Я рассказала, что в наши с сестрами и матерью корсеты было вшито столько драгоценностей, что в роковом подвале, где нас расстреливали, револьверная пуля, попавшая мне в грудь, срикошетила и отскочила. Удар, впрочем, был так силен, что я потеряла сознание и упала, в последний миг почувствовав, что на меня наваливается чье-то мертвое тело. Наверное, это была Ольга или Татьяна. Одна из моих сестер, стоявших рядом. Я была залита ее кровью, и убийцы сочли, что это моя кровь. Очнулась я в какой-то темной комнатке, лежа в мягкой постели. Какой-то мужчина с беспокойством склонился надо мной. Я узнала одного из охранников дома Ипатьева, где нашу семью держали в Екатеринбурге. Кажется, его звали Иван Клещеев. Я помнила, какие взгляды он бросал на меня, понимала, что он может быть в меня влюблен, но мне и в голову не приходило, что он может рискнуть ради меня жизнью! Он вынес меня из страшного подвала и отнес на квартиру к портному Баудину. Сам портой и знать не знал о том, что в одной из его комнат прячут великую княжну! Клещееву помогали два его приятеля из военнопленных: австриец Генрих Клейнбецетль и чех Франтишек Свобода. Через несколько дней меня вывез из Екатеринбурга командир отряда большевиков, тайный монархист Николай Владимиров, он же помог добраться до Ростова, однако я мечтала оказаться в Ялте, чтобы встретиться со своими родными, жившими в ливадийских имениях.

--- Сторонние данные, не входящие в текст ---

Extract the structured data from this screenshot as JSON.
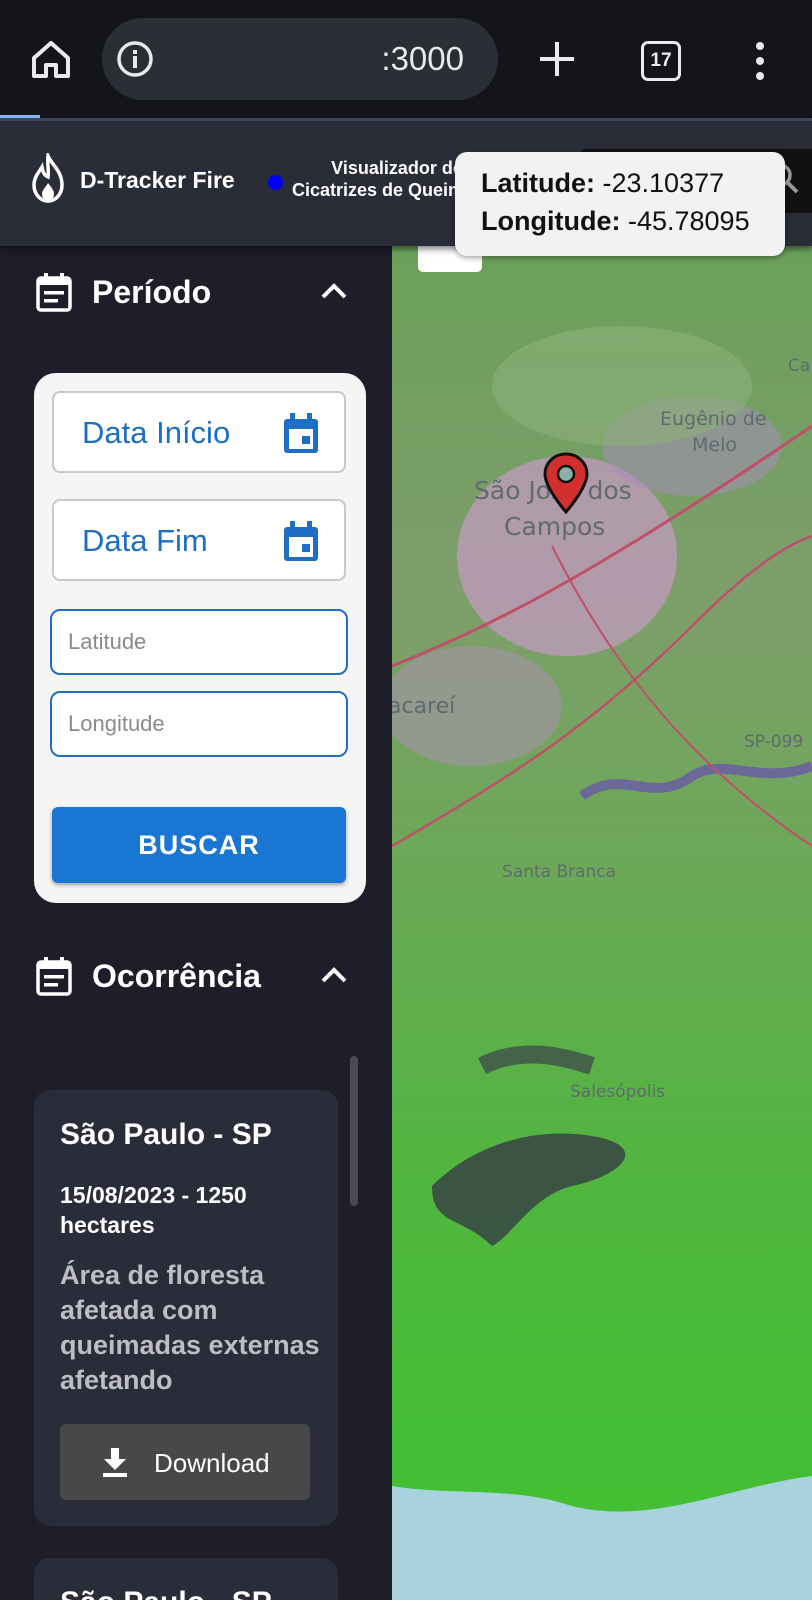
{
  "browser": {
    "url": ":3000",
    "tab_count": "17"
  },
  "header": {
    "brand": "D-Tracker Fire",
    "subtitle_line1": "Visualizador de",
    "subtitle_line2": "Cicatrizes de Queimadas",
    "status_color": "#0000ff"
  },
  "tooltip": {
    "lat_label": "Latitude:",
    "lat_value": "-23.10377",
    "lon_label": "Longitude:",
    "lon_value": "-45.78095"
  },
  "periodo": {
    "title": "Período",
    "date_start": "Data Início",
    "date_end": "Data Fim",
    "latitude_placeholder": "Latitude",
    "longitude_placeholder": "Longitude",
    "search_button": "BUSCAR"
  },
  "ocorrencia": {
    "title": "Ocorrência",
    "items": [
      {
        "city": "São Paulo - SP",
        "meta_line1": "15/08/2023 - 1250",
        "meta_line2": "hectares",
        "description": "Área de floresta afetada com queimadas externas afetando",
        "download_label": "Download"
      },
      {
        "city": "São Paulo - SP"
      }
    ]
  },
  "map": {
    "labels": {
      "sjc1": "São José dos",
      "sjc2": "Campos",
      "eugenio1": "Eugênio de",
      "eugenio2": "Melo",
      "jacarei": "acareí",
      "sp099": "SP-099",
      "santa_branca": "Santa Branca",
      "salesopolis": "Salesópolis",
      "ca": "Ca"
    }
  },
  "colors": {
    "accent": "#1976d2",
    "sidebar_bg": "#1e1e2a",
    "card_bg": "#2b2c39",
    "pin": "#d32f2f"
  }
}
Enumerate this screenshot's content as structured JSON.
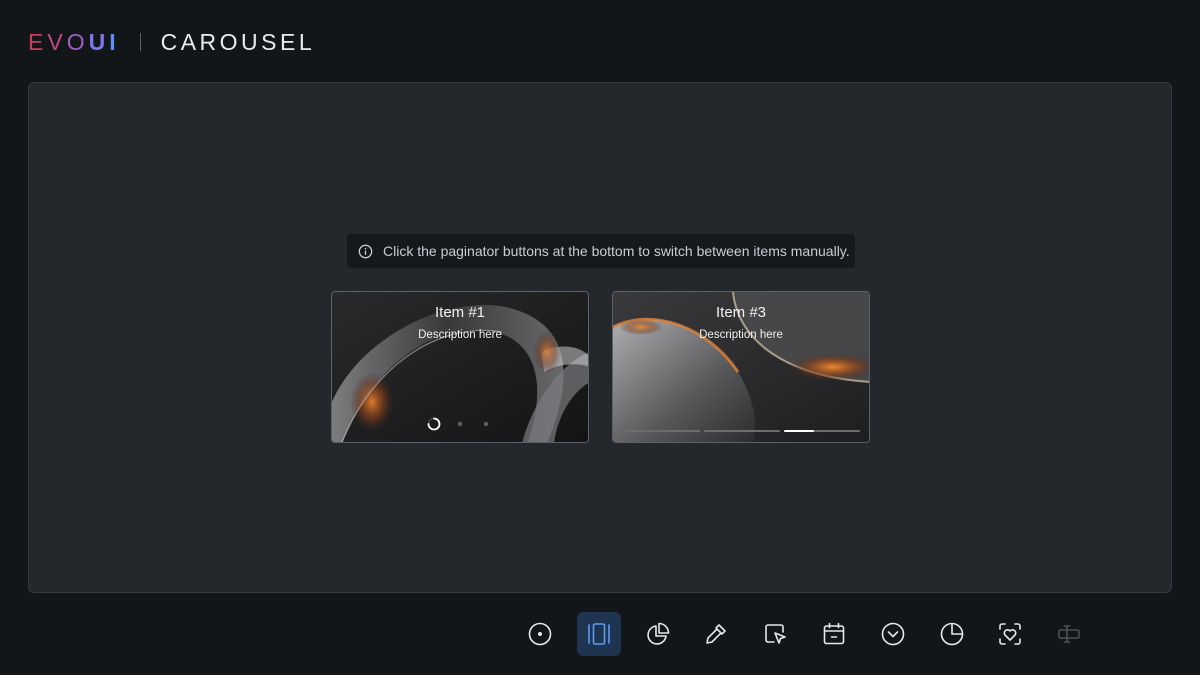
{
  "brand": {
    "letters": [
      "E",
      "V",
      "O",
      "U",
      "I"
    ]
  },
  "header": {
    "title": "CAROUSEL"
  },
  "info": {
    "text": "Click the paginator buttons at the bottom to switch between items manually.",
    "icon": "info-icon"
  },
  "cards": [
    {
      "title": "Item #1",
      "description": "Description here",
      "paginator": "dots",
      "active_index": 0,
      "count": 3
    },
    {
      "title": "Item #3",
      "description": "Description here",
      "paginator": "bars",
      "active_index": 2,
      "count": 3,
      "active_progress": 0.4
    }
  ],
  "toolbar": {
    "items": [
      {
        "icon": "radio-icon",
        "active": false
      },
      {
        "icon": "carousel-icon",
        "active": true
      },
      {
        "icon": "pie-chart-icon",
        "active": false
      },
      {
        "icon": "color-picker-icon",
        "active": false
      },
      {
        "icon": "cursor-select-icon",
        "active": false
      },
      {
        "icon": "calendar-icon",
        "active": false
      },
      {
        "icon": "chevron-down-circle-icon",
        "active": false
      },
      {
        "icon": "half-circle-icon",
        "active": false
      },
      {
        "icon": "heart-scan-icon",
        "active": false
      },
      {
        "icon": "text-input-icon",
        "active": false,
        "disabled": true
      }
    ]
  },
  "colors": {
    "background": "#131619",
    "panel": "#24272c",
    "accent": "#5a9cf0",
    "active_tool_bg": "#1e3450"
  }
}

Но я опоздала: они уже уехали в Англию. Мне помогали супруги по фамилии Ивановы, однако Серафима Михайловна умерла, а Владимир Петрович погиб в подвале, после допроса какого-то чудовища.

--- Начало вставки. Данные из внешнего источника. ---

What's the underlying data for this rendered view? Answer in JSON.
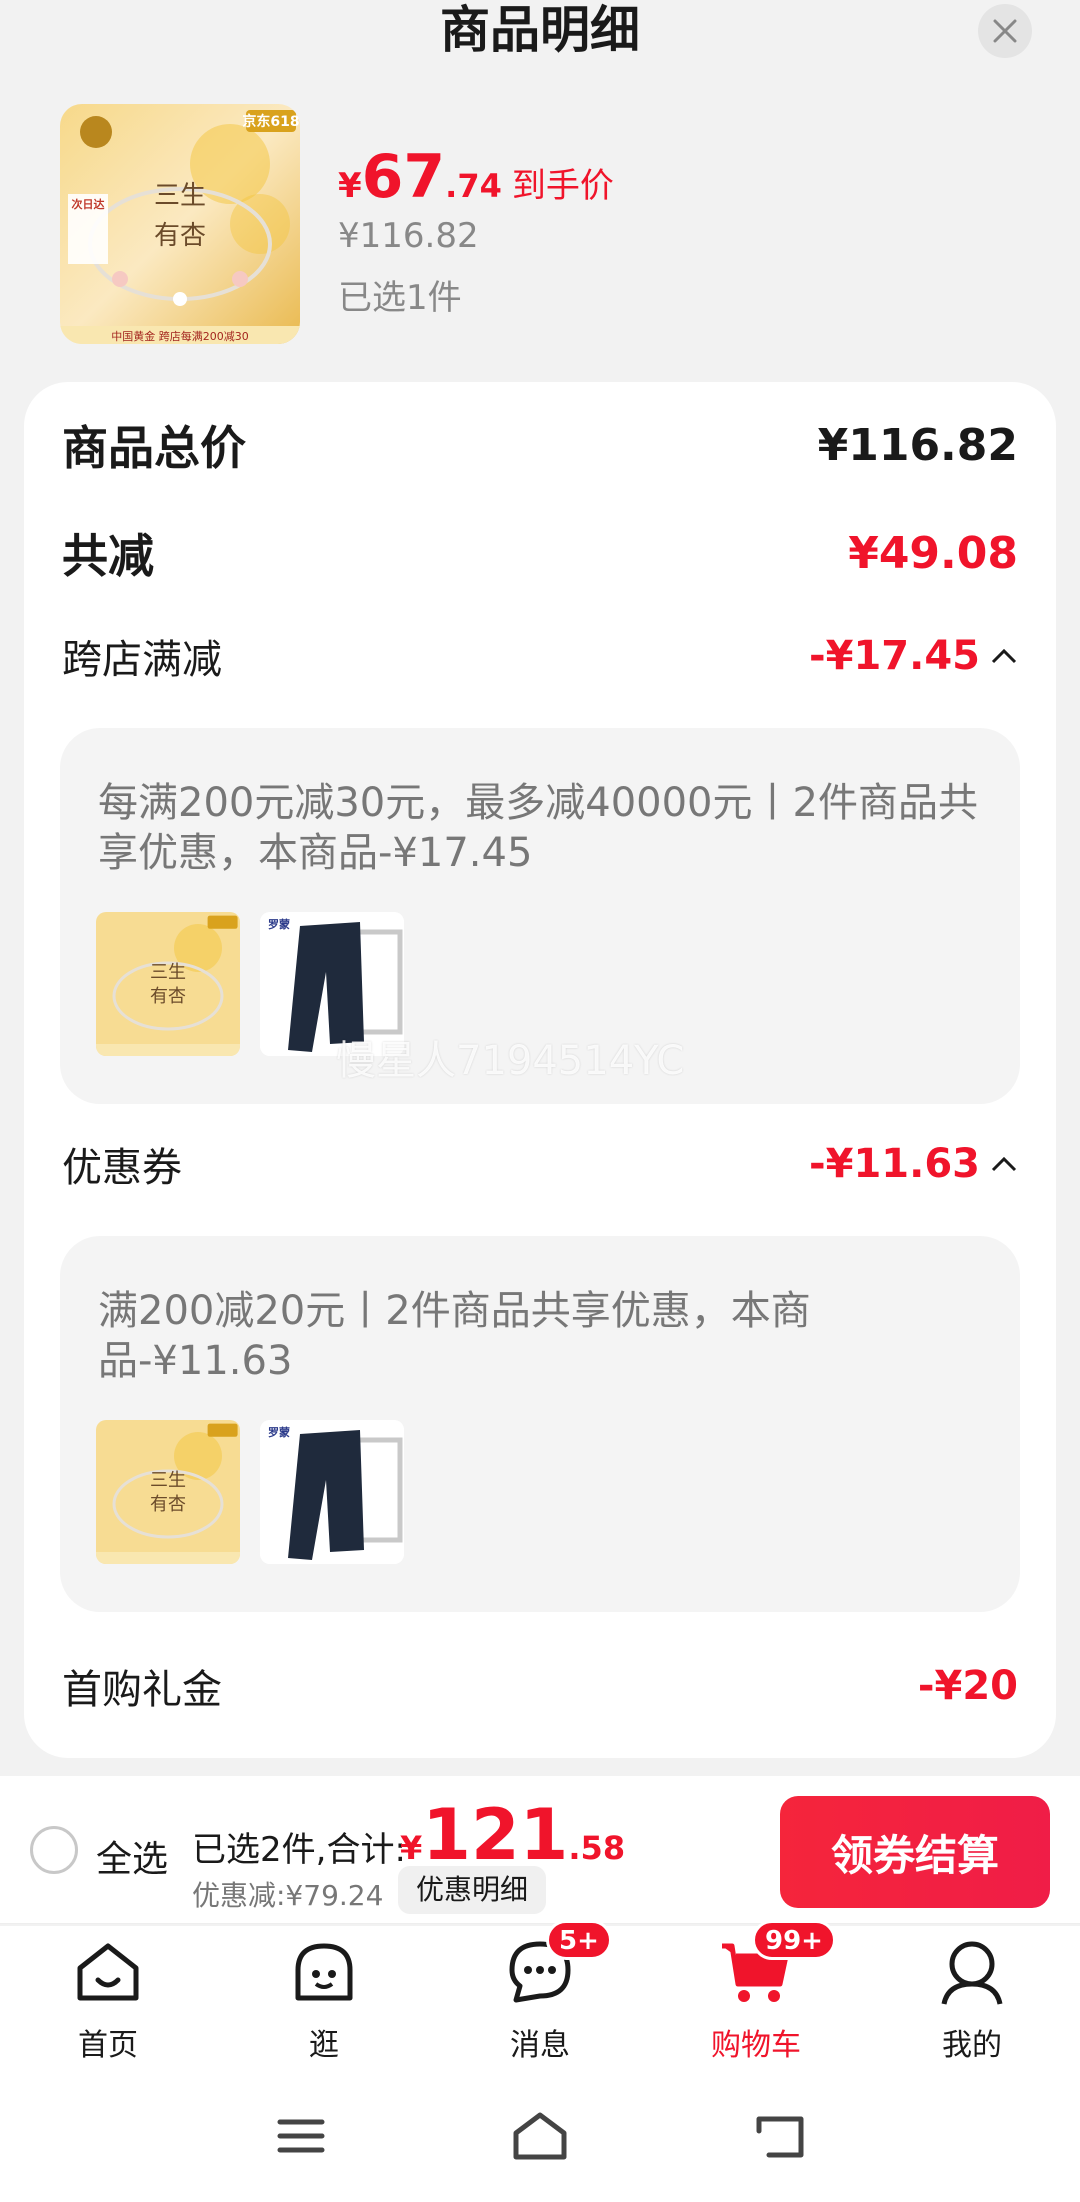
{
  "header": {
    "title": "商品明细"
  },
  "product": {
    "price_yen": "¥",
    "price_int": "67",
    "price_dec": ".74",
    "price_tag": "到手价",
    "original_price": "¥116.82",
    "selected": "已选1件",
    "thumb_text": {
      "brand": "京东618",
      "line1": "三生",
      "line2": "有杏",
      "footer": "中国黄金 跨店每满200减30",
      "tag": "次日达"
    }
  },
  "summary": {
    "total_label": "商品总价",
    "total_value": "¥116.82",
    "reduce_label": "共减",
    "reduce_value": "¥49.08"
  },
  "promotions": [
    {
      "label": "跨店满减",
      "amount": "-¥17.45",
      "detail": "每满200元减30元，最多减40000元丨2件商品共享优惠，本商品-¥17.45"
    },
    {
      "label": "优惠券",
      "amount": "-¥11.63",
      "detail": "满200减20元丨2件商品共享优惠，本商品-¥11.63"
    }
  ],
  "gift": {
    "label": "首购礼金",
    "amount": "-¥20"
  },
  "watermark": "慢星人7194514YC",
  "second_thumb_brand": "罗蒙",
  "checkout": {
    "select_all": "全选",
    "summary_text": "已选2件,合计:",
    "total_yen": "¥",
    "total_int": "121",
    "total_dec": ".58",
    "discount": "优惠减:¥79.24",
    "detail_chip": "优惠明细",
    "pay_button": "领券结算"
  },
  "tabs": [
    {
      "label": "首页",
      "icon": "home-icon"
    },
    {
      "label": "逛",
      "icon": "face-icon"
    },
    {
      "label": "消息",
      "icon": "chat-icon",
      "badge": "5+"
    },
    {
      "label": "购物车",
      "icon": "cart-icon",
      "badge": "99+",
      "active": true
    },
    {
      "label": "我的",
      "icon": "user-icon"
    }
  ],
  "colors": {
    "accent": "#f0142b",
    "card": "#ffffff",
    "background": "#f2f2f2"
  }
}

Лицо черноглазого незнакомца выражало безграничное изумление.
– О чем ты говоришь?! – воскликнул он. – Что за бред ты несешь? Что это за сказки?! Неужели ты не узнаешь меня? Я – Тобольский! Васильев!
У меня снова зазвенело в ушах, снова муть сгустилась в глазах.

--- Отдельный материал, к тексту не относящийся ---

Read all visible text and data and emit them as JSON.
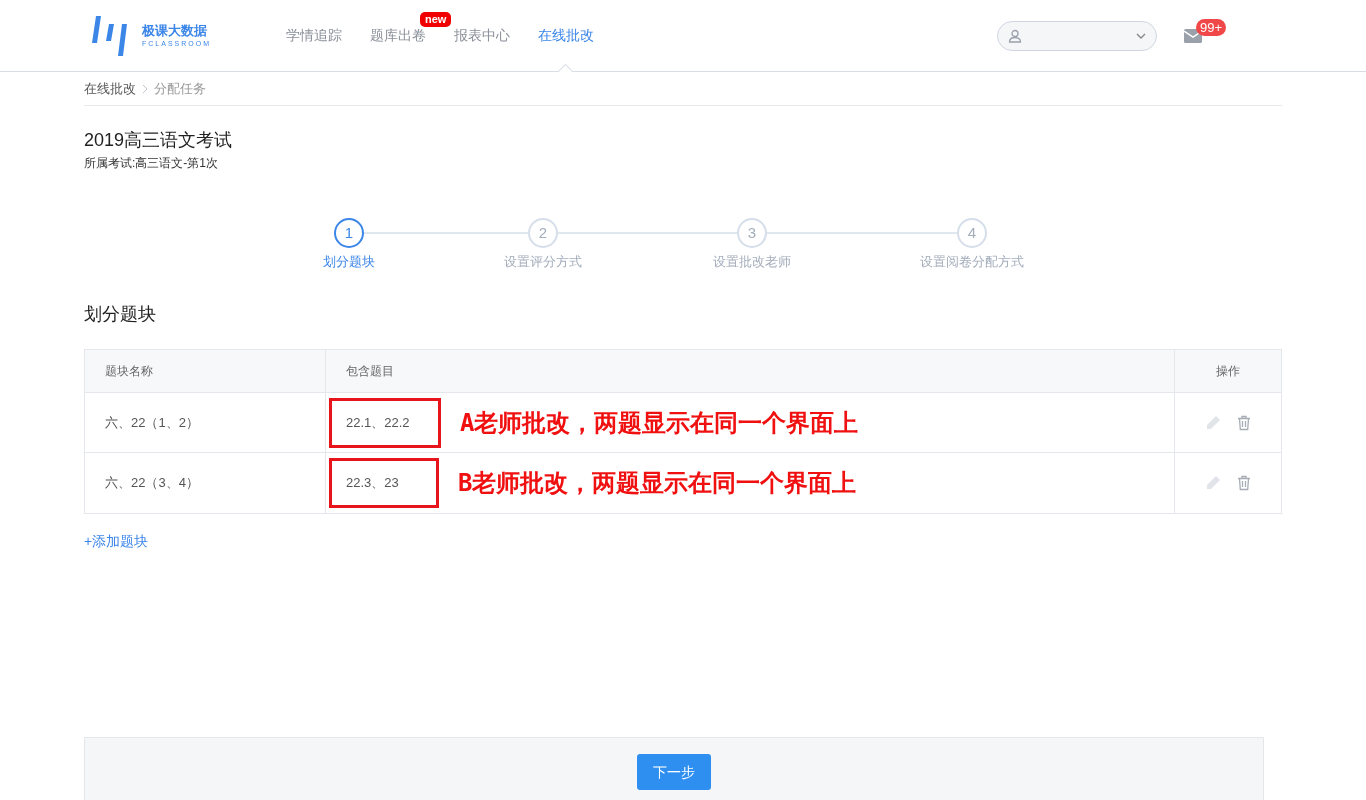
{
  "logo": {
    "name": "极课大数据",
    "subtitle": "FCLASSROOM"
  },
  "nav": [
    {
      "label": "学情追踪",
      "selected": false
    },
    {
      "label": "题库出卷",
      "selected": false,
      "badge": "new"
    },
    {
      "label": "报表中心",
      "selected": false
    },
    {
      "label": "在线批改",
      "selected": true
    }
  ],
  "mail_badge": "99+",
  "breadcrumb": [
    "在线批改",
    "分配任务"
  ],
  "exam": {
    "title": "2019高三语文考试",
    "subtitle": "所属考试:高三语文-第1次"
  },
  "steps": [
    {
      "number": "1",
      "label": "划分题块",
      "selected": true
    },
    {
      "number": "2",
      "label": "设置评分方式",
      "selected": false
    },
    {
      "number": "3",
      "label": "设置批改老师",
      "selected": false
    },
    {
      "number": "4",
      "label": "设置阅卷分配方式",
      "selected": false
    }
  ],
  "section_title": "划分题块",
  "table": {
    "columns": [
      "题块名称",
      "包含题目",
      "操作"
    ],
    "rows": [
      {
        "name": "六、22（1、2）",
        "questions": "22.1、22.2",
        "annotation": "A老师批改，两题显示在同一个界面上"
      },
      {
        "name": "六、22（3、4）",
        "questions": "22.3、23",
        "annotation": "B老师批改，两题显示在同一个界面上"
      }
    ]
  },
  "add_link": "+添加题块",
  "next_button": "下一步"
}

– Васильев, – пробормотала я, не слыша своего голоса. – Чудовище! Это вы приказали арестовать Владимира Петровича, после вашего допроса он погиб.
– Он оскорбил меня! Он кричал, что я погубил тебя! Я хотел узнать о твоей судьбе, вызвал его на допрос, но он продолжал кричать, что я убийца, что ты умерла! Я не верил, я ударил его… Столько времени я ничего не знал о судьбе своей жены, и вот какой-то паршивый старикашка водит меня за нос.
Я тряхнула головой, чтобы мои запутавшиеся мысли хоть немного распутались. Я физически ощущала, как они цепляются друг за друга. Мне даже казалось, что я вижу их путаницу.
– Погодите, – сказала я Васильеву почти миролюбиво. – Как звали вашу жену?
– Ты что, забыла свое имя? – зло спросил он.
– Нет, я отлично помню, что меня зовут Анастасия Романова и я дочь государя императора Николая Александровича. Дело в том, что еще в детстве…
Я прикусила язык. Так и подмывало рассказать Васильеву, что меня в детстве подменили другой девочкой, которая выросла в царской семье, а меня воспитали Ивановы. Но это шло в противоречие с только что рассказанной мною историей моего побега из Екатеринбурга. Не могла же я признаться, что мы выдумали ее с Серафимой Михайловной и Владимиром Петровичем!